I'd like to say that coming home to California for a month did exactly what I needed it to do: allow me time and space to re-charge my dwindling energy supply and to sit back and reflect on the directions and improvements I need to take when I return to university. I'm now a little more than three days away from my departure back to Taiwan, and there are some things I'd like to bring to light, that I've been doing or thinking about all of winter break. I think this post might be embarrassingly long.
I had these long, long, and I mean long discussions with my mother (sometimes over tea or coffee and a nice slice of homemade cream tart) while my father was at work and my brother at school. I talked to my mother the most over the course of this month, because she was the one who took me grocery shopping, clothes shopping, and the one who taught me the basics of cooking, things I know I'll put to good use when I return to Taiwan.
My mother is in a sense, a conservative mother. She allows me the freedom to make my own choices and to go my own ways: in school, with friends, and she trusts me with my own time. Whether I'm worthy or not of this trust is another issue that I need to discuss with myself. She loves to lecture me (and I mean this in a positive tone) on the values of family, marriage standards, and the consequences of the choices you make. I love to listen to her. It works out both ways.
A topic that came up early in my visit started with a question. My mother asked me if I had noted any differences between NTU students and myself. Culturally, academically (only too obvious), spiritually—everything. I started a huge rant about how I felt Taiwanese children were immature for college students, and always few years behind American children—not in academics, but in mentality—partly influenced by their upbringing, education, and the way Asian culture raises their children. I wasn't trying to berate anyone. I was merely expressing a sort of frustration—frustration that I felt I couldn't connect with some of my Taiwanese classmates on the same wavelength, that their thought processes were slightly more shallow and less well-rounded than that of some of my American classmates. A worldly view, if you please.
Then my mother asked me, but, do you ever see any of your classmates doing drugs, or going out late to drinking and clubbing and not coming home until 4 a.m. in the morning? I had to admit that the answer was no. Then, she pointed out, isn't that a problem that Taiwanese students, particularly NTU students, have succeeded in avoiding? It's such a problem in American universities that drugs and alcohol are becoming a norm in every college community. But for NTU students, who compose the top one percent of every region in the country, it's not a problem, because it's not the norm, and never will be, with NTU's high academic standards.

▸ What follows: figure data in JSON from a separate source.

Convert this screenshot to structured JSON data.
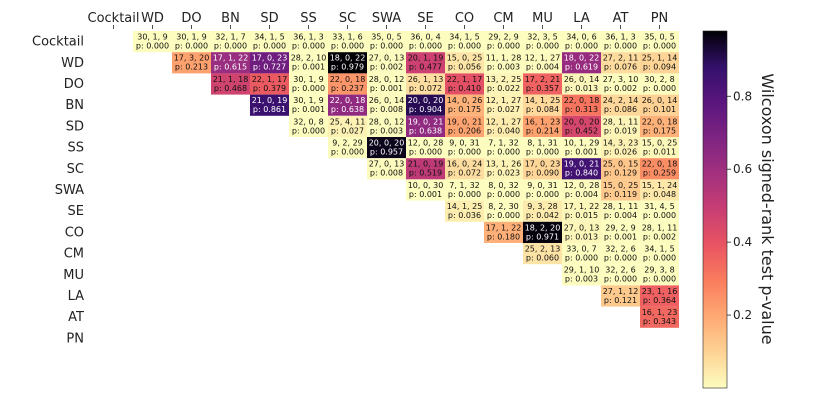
{
  "chart_data": {
    "type": "heatmap",
    "categories": [
      "Cocktail",
      "WD",
      "DO",
      "BN",
      "SD",
      "SS",
      "SC",
      "SWA",
      "SE",
      "CO",
      "CM",
      "MU",
      "LA",
      "AT",
      "PN"
    ],
    "cells": [
      {
        "r": 0,
        "c": 1,
        "text": "30, 1, 9",
        "p": 0.0
      },
      {
        "r": 0,
        "c": 2,
        "text": "30, 1, 9",
        "p": 0.0
      },
      {
        "r": 0,
        "c": 3,
        "text": "32, 1, 7",
        "p": 0.0
      },
      {
        "r": 0,
        "c": 4,
        "text": "34, 1, 5",
        "p": 0.0
      },
      {
        "r": 0,
        "c": 5,
        "text": "36, 1, 3",
        "p": 0.0
      },
      {
        "r": 0,
        "c": 6,
        "text": "33, 1, 6",
        "p": 0.0
      },
      {
        "r": 0,
        "c": 7,
        "text": "35, 0, 5",
        "p": 0.0
      },
      {
        "r": 0,
        "c": 8,
        "text": "36, 0, 4",
        "p": 0.0
      },
      {
        "r": 0,
        "c": 9,
        "text": "34, 1, 5",
        "p": 0.0
      },
      {
        "r": 0,
        "c": 10,
        "text": "29, 2, 9",
        "p": 0.0
      },
      {
        "r": 0,
        "c": 11,
        "text": "32, 3, 5",
        "p": 0.0
      },
      {
        "r": 0,
        "c": 12,
        "text": "34, 0, 6",
        "p": 0.0
      },
      {
        "r": 0,
        "c": 13,
        "text": "36, 1, 3",
        "p": 0.0
      },
      {
        "r": 0,
        "c": 14,
        "text": "35, 0, 5",
        "p": 0.0
      },
      {
        "r": 1,
        "c": 2,
        "text": "17, 3, 20",
        "p": 0.213
      },
      {
        "r": 1,
        "c": 3,
        "text": "17, 1, 22",
        "p": 0.615
      },
      {
        "r": 1,
        "c": 4,
        "text": "17, 0, 23",
        "p": 0.727
      },
      {
        "r": 1,
        "c": 5,
        "text": "28, 2, 10",
        "p": 0.001
      },
      {
        "r": 1,
        "c": 6,
        "text": "18, 0, 22",
        "p": 0.979
      },
      {
        "r": 1,
        "c": 7,
        "text": "27, 0, 13",
        "p": 0.002
      },
      {
        "r": 1,
        "c": 8,
        "text": "20, 1, 19",
        "p": 0.477
      },
      {
        "r": 1,
        "c": 9,
        "text": "15, 0, 25",
        "p": 0.056
      },
      {
        "r": 1,
        "c": 10,
        "text": "11, 1, 28",
        "p": 0.003
      },
      {
        "r": 1,
        "c": 11,
        "text": "12, 1, 27",
        "p": 0.004
      },
      {
        "r": 1,
        "c": 12,
        "text": "18, 0, 22",
        "p": 0.619
      },
      {
        "r": 1,
        "c": 13,
        "text": "27, 2, 11",
        "p": 0.076
      },
      {
        "r": 1,
        "c": 14,
        "text": "25, 1, 14",
        "p": 0.094
      },
      {
        "r": 2,
        "c": 3,
        "text": "21, 1, 18",
        "p": 0.468
      },
      {
        "r": 2,
        "c": 4,
        "text": "22, 1, 17",
        "p": 0.379
      },
      {
        "r": 2,
        "c": 5,
        "text": "30, 1, 9",
        "p": 0.0
      },
      {
        "r": 2,
        "c": 6,
        "text": "22, 0, 18",
        "p": 0.237
      },
      {
        "r": 2,
        "c": 7,
        "text": "28, 0, 12",
        "p": 0.001
      },
      {
        "r": 2,
        "c": 8,
        "text": "26, 1, 13",
        "p": 0.072
      },
      {
        "r": 2,
        "c": 9,
        "text": "22, 1, 17",
        "p": 0.41
      },
      {
        "r": 2,
        "c": 10,
        "text": "13, 2, 25",
        "p": 0.022
      },
      {
        "r": 2,
        "c": 11,
        "text": "17, 2, 21",
        "p": 0.357
      },
      {
        "r": 2,
        "c": 12,
        "text": "26, 0, 14",
        "p": 0.013
      },
      {
        "r": 2,
        "c": 13,
        "text": "27, 3, 10",
        "p": 0.002
      },
      {
        "r": 2,
        "c": 14,
        "text": "30, 2, 8",
        "p": 0.0
      },
      {
        "r": 3,
        "c": 4,
        "text": "21, 0, 19",
        "p": 0.861
      },
      {
        "r": 3,
        "c": 5,
        "text": "30, 1, 9",
        "p": 0.001
      },
      {
        "r": 3,
        "c": 6,
        "text": "22, 0, 18",
        "p": 0.638
      },
      {
        "r": 3,
        "c": 7,
        "text": "26, 0, 14",
        "p": 0.008
      },
      {
        "r": 3,
        "c": 8,
        "text": "20, 0, 20",
        "p": 0.904
      },
      {
        "r": 3,
        "c": 9,
        "text": "14, 0, 26",
        "p": 0.175
      },
      {
        "r": 3,
        "c": 10,
        "text": "12, 1, 27",
        "p": 0.027
      },
      {
        "r": 3,
        "c": 11,
        "text": "14, 1, 25",
        "p": 0.084
      },
      {
        "r": 3,
        "c": 12,
        "text": "22, 0, 18",
        "p": 0.313
      },
      {
        "r": 3,
        "c": 13,
        "text": "24, 2, 14",
        "p": 0.086
      },
      {
        "r": 3,
        "c": 14,
        "text": "26, 0, 14",
        "p": 0.101
      },
      {
        "r": 4,
        "c": 5,
        "text": "32, 0, 8",
        "p": 0.0
      },
      {
        "r": 4,
        "c": 6,
        "text": "25, 4, 11",
        "p": 0.027
      },
      {
        "r": 4,
        "c": 7,
        "text": "28, 0, 12",
        "p": 0.003
      },
      {
        "r": 4,
        "c": 8,
        "text": "19, 0, 21",
        "p": 0.638
      },
      {
        "r": 4,
        "c": 9,
        "text": "19, 0, 21",
        "p": 0.206
      },
      {
        "r": 4,
        "c": 10,
        "text": "12, 1, 27",
        "p": 0.04
      },
      {
        "r": 4,
        "c": 11,
        "text": "16, 1, 23",
        "p": 0.214
      },
      {
        "r": 4,
        "c": 12,
        "text": "20, 0, 20",
        "p": 0.452
      },
      {
        "r": 4,
        "c": 13,
        "text": "28, 1, 11",
        "p": 0.019
      },
      {
        "r": 4,
        "c": 14,
        "text": "22, 0, 18",
        "p": 0.175
      },
      {
        "r": 5,
        "c": 6,
        "text": "9, 2, 29",
        "p": 0.0
      },
      {
        "r": 5,
        "c": 7,
        "text": "20, 0, 20",
        "p": 0.957
      },
      {
        "r": 5,
        "c": 8,
        "text": "12, 0, 28",
        "p": 0.0
      },
      {
        "r": 5,
        "c": 9,
        "text": "9, 0, 31",
        "p": 0.0
      },
      {
        "r": 5,
        "c": 10,
        "text": "7, 1, 32",
        "p": 0.0
      },
      {
        "r": 5,
        "c": 11,
        "text": "8, 1, 31",
        "p": 0.0
      },
      {
        "r": 5,
        "c": 12,
        "text": "10, 1, 29",
        "p": 0.001
      },
      {
        "r": 5,
        "c": 13,
        "text": "14, 3, 23",
        "p": 0.026
      },
      {
        "r": 5,
        "c": 14,
        "text": "15, 0, 25",
        "p": 0.011
      },
      {
        "r": 6,
        "c": 7,
        "text": "27, 0, 13",
        "p": 0.008
      },
      {
        "r": 6,
        "c": 8,
        "text": "21, 0, 19",
        "p": 0.519
      },
      {
        "r": 6,
        "c": 9,
        "text": "16, 0, 24",
        "p": 0.072
      },
      {
        "r": 6,
        "c": 10,
        "text": "13, 1, 26",
        "p": 0.023
      },
      {
        "r": 6,
        "c": 11,
        "text": "17, 0, 23",
        "p": 0.09
      },
      {
        "r": 6,
        "c": 12,
        "text": "19, 0, 21",
        "p": 0.84
      },
      {
        "r": 6,
        "c": 13,
        "text": "25, 0, 15",
        "p": 0.129
      },
      {
        "r": 6,
        "c": 14,
        "text": "22, 0, 18",
        "p": 0.259
      },
      {
        "r": 7,
        "c": 8,
        "text": "10, 0, 30",
        "p": 0.001
      },
      {
        "r": 7,
        "c": 9,
        "text": "7, 1, 32",
        "p": 0.0
      },
      {
        "r": 7,
        "c": 10,
        "text": "8, 0, 32",
        "p": 0.0
      },
      {
        "r": 7,
        "c": 11,
        "text": "9, 0, 31",
        "p": 0.0
      },
      {
        "r": 7,
        "c": 12,
        "text": "12, 0, 28",
        "p": 0.004
      },
      {
        "r": 7,
        "c": 13,
        "text": "15, 0, 25",
        "p": 0.119
      },
      {
        "r": 7,
        "c": 14,
        "text": "15, 1, 24",
        "p": 0.048
      },
      {
        "r": 8,
        "c": 9,
        "text": "14, 1, 25",
        "p": 0.036
      },
      {
        "r": 8,
        "c": 10,
        "text": "8, 2, 30",
        "p": 0.0
      },
      {
        "r": 8,
        "c": 11,
        "text": "9, 3, 28",
        "p": 0.042
      },
      {
        "r": 8,
        "c": 12,
        "text": "17, 1, 22",
        "p": 0.015
      },
      {
        "r": 8,
        "c": 13,
        "text": "28, 1, 11",
        "p": 0.004
      },
      {
        "r": 8,
        "c": 14,
        "text": "31, 4, 5",
        "p": 0.0
      },
      {
        "r": 9,
        "c": 10,
        "text": "17, 1, 22",
        "p": 0.18
      },
      {
        "r": 9,
        "c": 11,
        "text": "18, 2, 20",
        "p": 0.971
      },
      {
        "r": 9,
        "c": 12,
        "text": "27, 0, 13",
        "p": 0.013
      },
      {
        "r": 9,
        "c": 13,
        "text": "29, 2, 9",
        "p": 0.001
      },
      {
        "r": 9,
        "c": 14,
        "text": "28, 1, 11",
        "p": 0.002
      },
      {
        "r": 10,
        "c": 11,
        "text": "25, 2, 13",
        "p": 0.06
      },
      {
        "r": 10,
        "c": 12,
        "text": "33, 0, 7",
        "p": 0.0
      },
      {
        "r": 10,
        "c": 13,
        "text": "32, 2, 6",
        "p": 0.0
      },
      {
        "r": 10,
        "c": 14,
        "text": "34, 1, 5",
        "p": 0.0
      },
      {
        "r": 11,
        "c": 12,
        "text": "29, 1, 10",
        "p": 0.003
      },
      {
        "r": 11,
        "c": 13,
        "text": "32, 2, 6",
        "p": 0.0
      },
      {
        "r": 11,
        "c": 14,
        "text": "29, 3, 8",
        "p": 0.0
      },
      {
        "r": 12,
        "c": 13,
        "text": "27, 1, 12",
        "p": 0.121
      },
      {
        "r": 12,
        "c": 14,
        "text": "23, 1, 16",
        "p": 0.364
      },
      {
        "r": 13,
        "c": 14,
        "text": "16, 1, 23",
        "p": 0.343
      }
    ],
    "colorbar": {
      "label": "Wilcoxon signed-rank test p-value",
      "ticks": [
        0.2,
        0.4,
        0.6,
        0.8
      ],
      "tick_labels": [
        "0.2",
        "0.4",
        "0.6",
        "0.8"
      ],
      "range": [
        0.0,
        0.979
      ],
      "colormap": "magma_r"
    }
  }
}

She continued to ask me if I felt especially lucky. She pointed out that if I had not been brought up here and made the decision to go to Taiwan for university, I may have never realized how fortunate I was to have been raised in the United States. I may have never realized that the opportunities available to me here are so much better than the ones my classmates have ever been able to reach. I'm sure, she continued, that all of your friends, the ones you deem "immature" or "shallow," would have loved to have been raised in the same place that you were—here. I'm sure their parents would have wanted all the opportunities you had for them, as well. But being raised in the United States, particularly Silicon Valley, a blossoming high-tech community, is a very expensive affair. Not everyone has what you enjoy.
My mother made me realize that night that given the limitations of their upbringing and the way their education system works, my Taiwanese counterparts probably have done their best to get where they want to be. My rather harsh criticism (which I have never disclosed to anyone apart from my family) of them is out of place because it's not the criterion they were raised to value.